Rena Bransten Gallery is pleased to present Emblems of the Decade: Borders, an installation by Bay-Area based artist Amalia Mesa-Bains. The exhibition is organized to coincide with the first major retrospective of Mesa-Bains’ work, Archaeology of Memory, now on view at the Berkeley Art Museum through July 23, 2023.

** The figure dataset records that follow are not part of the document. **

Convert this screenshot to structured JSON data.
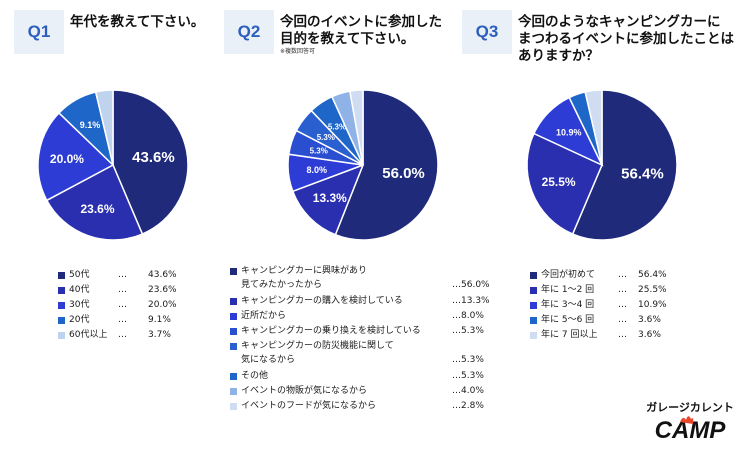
{
  "questions": [
    {
      "badge": "Q1",
      "title_lines": [
        "年代を教えて下さい。"
      ],
      "note": "",
      "chart_data": {
        "type": "pie",
        "title": "年代を教えて下さい。",
        "labels": [
          "50代",
          "40代",
          "30代",
          "20代",
          "60代以上"
        ],
        "values": [
          43.6,
          23.6,
          20.0,
          9.1,
          3.7
        ],
        "value_labels": [
          "43.6%",
          "23.6%",
          "20.0%",
          "9.1%",
          ""
        ],
        "legend_values": [
          "43.6%",
          "23.6%",
          "20.0%",
          "9.1%",
          "3.7%"
        ],
        "colors": [
          "#1f2a7a",
          "#2a2fb0",
          "#2e3cd6",
          "#1f66c9",
          "#bfd3ee"
        ]
      }
    },
    {
      "badge": "Q2",
      "title_lines": [
        "今回のイベントに参加した",
        "目的を教えて下さい。"
      ],
      "note": "※複数回答可",
      "chart_data": {
        "type": "pie",
        "title": "今回のイベントに参加した目的を教えて下さい。",
        "labels": [
          "キャンピングカーに興味があり見てみたかったから",
          "キャンピングカーの購入を検討している",
          "近所だから",
          "キャンピングカーの乗り換えを検討している",
          "キャンピングカーの防災機能に関して気になるから",
          "その他",
          "イベントの物販が気になるから",
          "イベントのフードが気になるから"
        ],
        "values": [
          56.0,
          13.3,
          8.0,
          5.3,
          5.3,
          5.3,
          4.0,
          2.8
        ],
        "value_labels": [
          "56.0%",
          "13.3%",
          "8.0%",
          "5.3%",
          "5.3%",
          "5.3%",
          "",
          ""
        ],
        "legend_values": [
          "…56.0%",
          "…13.3%",
          "…8.0%",
          "…5.3%",
          "…5.3%",
          "…5.3%",
          "…4.0%",
          "…2.8%"
        ],
        "colors": [
          "#1f2a7a",
          "#2a2fb0",
          "#2e3cd6",
          "#2a4ed0",
          "#2a5fd0",
          "#1f66c9",
          "#8fb3e6",
          "#cfdcf2"
        ]
      }
    },
    {
      "badge": "Q3",
      "title_lines": [
        "今回のようなキャンピングカーに",
        "まつわるイベントに参加したことは",
        "ありますか？"
      ],
      "note": "",
      "chart_data": {
        "type": "pie",
        "title": "今回のようなキャンピングカーにまつわるイベントに参加したことはありますか？",
        "labels": [
          "今回が初めて",
          "年に 1〜2 回",
          "年に 3〜4 回",
          "年に 5〜6 回",
          "年に 7 回以上"
        ],
        "values": [
          56.4,
          25.5,
          10.9,
          3.6,
          3.6
        ],
        "value_labels": [
          "56.4%",
          "25.5%",
          "10.9%",
          "",
          ""
        ],
        "legend_values": [
          "56.4%",
          "25.5%",
          "10.9%",
          "3.6%",
          "3.6%"
        ],
        "colors": [
          "#1f2a7a",
          "#2a2fb0",
          "#2e3cd6",
          "#1f66c9",
          "#cfdcf2"
        ]
      }
    }
  ],
  "legend_q1_dots": "…",
  "legend_q3_dots": "…",
  "logo": {
    "line1": "ガレージカレント",
    "line2": "CAMP"
  }
}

Emblems of the Decade: Borders is an immersive presentation, including multiple elements which address concerns of displacement, deterritorialization, and immigration facing Latinx and Chicanx communities in the United States. Central to the installation is a dresser turned alter, based on a traditional Mexican home altar, a common element of Mesa-Bains’ work. The alter serves as a type of cabinet of curiosities – a reliquary for deeply personal objects: family photographs and other mementos (both from the artist’s family and the families of friends and her peers), sacred objects (the Caribbean Virgin of Caridad del Cobre, small statues of the Virgin of Guadalupe, saint’s cards) and objects of healing (soaps, metal amulets). Fresh soil spills from the open dresser drawers onto the ground, a fusing of nature and memory – life and decay.  

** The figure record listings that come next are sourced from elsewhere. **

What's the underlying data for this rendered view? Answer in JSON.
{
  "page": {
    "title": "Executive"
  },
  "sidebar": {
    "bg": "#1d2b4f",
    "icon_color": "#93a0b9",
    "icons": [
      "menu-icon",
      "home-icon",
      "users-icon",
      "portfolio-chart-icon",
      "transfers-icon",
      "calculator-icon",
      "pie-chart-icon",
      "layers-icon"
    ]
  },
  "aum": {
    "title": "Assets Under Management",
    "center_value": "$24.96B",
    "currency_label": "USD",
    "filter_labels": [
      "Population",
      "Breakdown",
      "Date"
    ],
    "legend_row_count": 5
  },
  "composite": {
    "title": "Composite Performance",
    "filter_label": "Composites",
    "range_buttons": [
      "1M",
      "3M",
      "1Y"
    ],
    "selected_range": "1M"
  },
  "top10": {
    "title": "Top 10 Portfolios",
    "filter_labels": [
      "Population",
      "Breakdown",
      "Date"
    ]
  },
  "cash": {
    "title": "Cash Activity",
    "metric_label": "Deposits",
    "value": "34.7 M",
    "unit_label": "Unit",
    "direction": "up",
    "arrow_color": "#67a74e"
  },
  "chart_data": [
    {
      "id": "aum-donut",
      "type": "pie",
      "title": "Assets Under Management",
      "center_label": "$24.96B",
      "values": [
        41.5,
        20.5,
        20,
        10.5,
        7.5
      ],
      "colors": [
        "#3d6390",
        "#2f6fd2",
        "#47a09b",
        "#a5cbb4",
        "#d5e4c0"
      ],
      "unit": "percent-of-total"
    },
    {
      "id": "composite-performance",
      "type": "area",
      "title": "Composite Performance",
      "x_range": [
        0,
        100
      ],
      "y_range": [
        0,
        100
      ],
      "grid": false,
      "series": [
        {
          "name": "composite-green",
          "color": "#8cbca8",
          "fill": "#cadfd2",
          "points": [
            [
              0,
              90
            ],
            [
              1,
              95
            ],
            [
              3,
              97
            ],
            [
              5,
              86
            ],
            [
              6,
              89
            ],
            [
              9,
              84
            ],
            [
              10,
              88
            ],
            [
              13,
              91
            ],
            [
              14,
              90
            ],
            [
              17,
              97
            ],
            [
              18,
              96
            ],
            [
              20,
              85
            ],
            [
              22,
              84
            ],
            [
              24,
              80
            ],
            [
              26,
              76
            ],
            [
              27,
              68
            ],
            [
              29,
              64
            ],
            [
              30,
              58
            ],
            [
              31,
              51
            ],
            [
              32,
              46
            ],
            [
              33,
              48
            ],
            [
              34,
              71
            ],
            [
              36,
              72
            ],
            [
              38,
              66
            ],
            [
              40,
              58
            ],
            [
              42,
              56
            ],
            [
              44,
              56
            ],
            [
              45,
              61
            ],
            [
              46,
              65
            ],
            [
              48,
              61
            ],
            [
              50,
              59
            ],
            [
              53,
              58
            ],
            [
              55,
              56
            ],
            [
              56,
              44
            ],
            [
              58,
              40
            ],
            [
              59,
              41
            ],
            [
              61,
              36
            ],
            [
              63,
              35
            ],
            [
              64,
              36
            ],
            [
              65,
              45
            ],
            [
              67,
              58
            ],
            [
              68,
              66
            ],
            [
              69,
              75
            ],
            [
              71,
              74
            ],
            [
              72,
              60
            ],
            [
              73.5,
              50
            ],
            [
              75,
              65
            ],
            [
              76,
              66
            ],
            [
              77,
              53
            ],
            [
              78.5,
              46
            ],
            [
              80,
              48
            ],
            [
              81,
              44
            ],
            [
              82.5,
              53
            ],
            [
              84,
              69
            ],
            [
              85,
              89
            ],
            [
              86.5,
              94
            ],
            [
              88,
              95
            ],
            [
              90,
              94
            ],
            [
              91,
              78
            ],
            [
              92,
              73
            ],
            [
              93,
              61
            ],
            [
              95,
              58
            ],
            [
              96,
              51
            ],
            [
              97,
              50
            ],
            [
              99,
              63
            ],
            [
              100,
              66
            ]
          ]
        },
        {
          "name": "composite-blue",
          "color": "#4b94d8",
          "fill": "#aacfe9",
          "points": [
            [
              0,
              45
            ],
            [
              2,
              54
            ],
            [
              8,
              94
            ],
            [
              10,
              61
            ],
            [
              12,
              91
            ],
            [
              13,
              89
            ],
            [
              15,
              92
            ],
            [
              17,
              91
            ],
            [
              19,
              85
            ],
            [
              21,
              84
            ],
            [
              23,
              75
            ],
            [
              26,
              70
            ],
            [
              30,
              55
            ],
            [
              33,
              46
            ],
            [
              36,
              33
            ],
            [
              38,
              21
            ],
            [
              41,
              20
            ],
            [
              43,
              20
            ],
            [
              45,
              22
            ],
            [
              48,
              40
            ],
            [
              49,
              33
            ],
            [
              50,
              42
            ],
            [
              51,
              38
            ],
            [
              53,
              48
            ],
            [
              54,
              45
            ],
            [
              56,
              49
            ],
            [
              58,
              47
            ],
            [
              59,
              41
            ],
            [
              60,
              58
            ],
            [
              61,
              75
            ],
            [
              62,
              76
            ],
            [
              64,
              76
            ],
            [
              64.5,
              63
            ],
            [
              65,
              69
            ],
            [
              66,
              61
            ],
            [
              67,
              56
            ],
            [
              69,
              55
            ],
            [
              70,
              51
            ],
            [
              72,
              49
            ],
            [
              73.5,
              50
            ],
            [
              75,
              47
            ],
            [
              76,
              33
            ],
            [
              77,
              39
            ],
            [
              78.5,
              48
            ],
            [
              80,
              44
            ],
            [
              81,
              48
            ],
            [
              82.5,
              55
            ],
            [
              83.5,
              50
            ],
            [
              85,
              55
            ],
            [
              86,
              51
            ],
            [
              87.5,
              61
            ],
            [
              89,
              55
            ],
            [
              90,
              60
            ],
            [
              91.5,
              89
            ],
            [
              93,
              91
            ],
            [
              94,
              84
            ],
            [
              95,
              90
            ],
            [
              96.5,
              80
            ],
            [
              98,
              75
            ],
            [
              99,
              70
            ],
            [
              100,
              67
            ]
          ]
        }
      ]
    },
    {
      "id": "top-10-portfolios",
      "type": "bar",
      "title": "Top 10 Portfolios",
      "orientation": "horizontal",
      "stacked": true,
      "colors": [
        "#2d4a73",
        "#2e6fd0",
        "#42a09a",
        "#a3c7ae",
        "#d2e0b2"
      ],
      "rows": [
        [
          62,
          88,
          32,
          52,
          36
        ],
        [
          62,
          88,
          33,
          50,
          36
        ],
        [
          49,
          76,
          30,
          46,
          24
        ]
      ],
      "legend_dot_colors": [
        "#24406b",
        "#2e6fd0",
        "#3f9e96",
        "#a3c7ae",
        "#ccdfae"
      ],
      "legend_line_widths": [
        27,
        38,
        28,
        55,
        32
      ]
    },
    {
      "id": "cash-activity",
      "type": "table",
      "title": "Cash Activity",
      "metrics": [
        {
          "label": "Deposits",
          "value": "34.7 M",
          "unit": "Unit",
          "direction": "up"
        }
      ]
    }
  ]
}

Since it was first exhibited at the Studio Museum in Harlem as part of The Decade Show (1990), iterations of Borders have been shown in museums and other venues, each installation including rotating elements reflective of the current moment. Emblem of the Decade: Borders was included in the Third International Biennial, Istanbul (1992), the opening of the new Caribbean Cultural Center, NYC, 2016 and most recently it was exhibited in Califas: El Arte de la Zona Fronteriza Mexico-Estados Unidos (Arts of the US-Mexico Borderlands) at the Richmond Art Center, CA (2018). Through these multiple iterations, one unifying tenet persists: how does one create home while existing within politically constructed borders? From Mesa-Bains’ early days as an activist, to the Trump era policies around DACA (Deferred Action for Childhood Arrivals), and the separation of families and caging of children at the US/Mexico border, Borders has been relevant for decades and is a work that the artist has revised over time in response to shifting realities around border politics.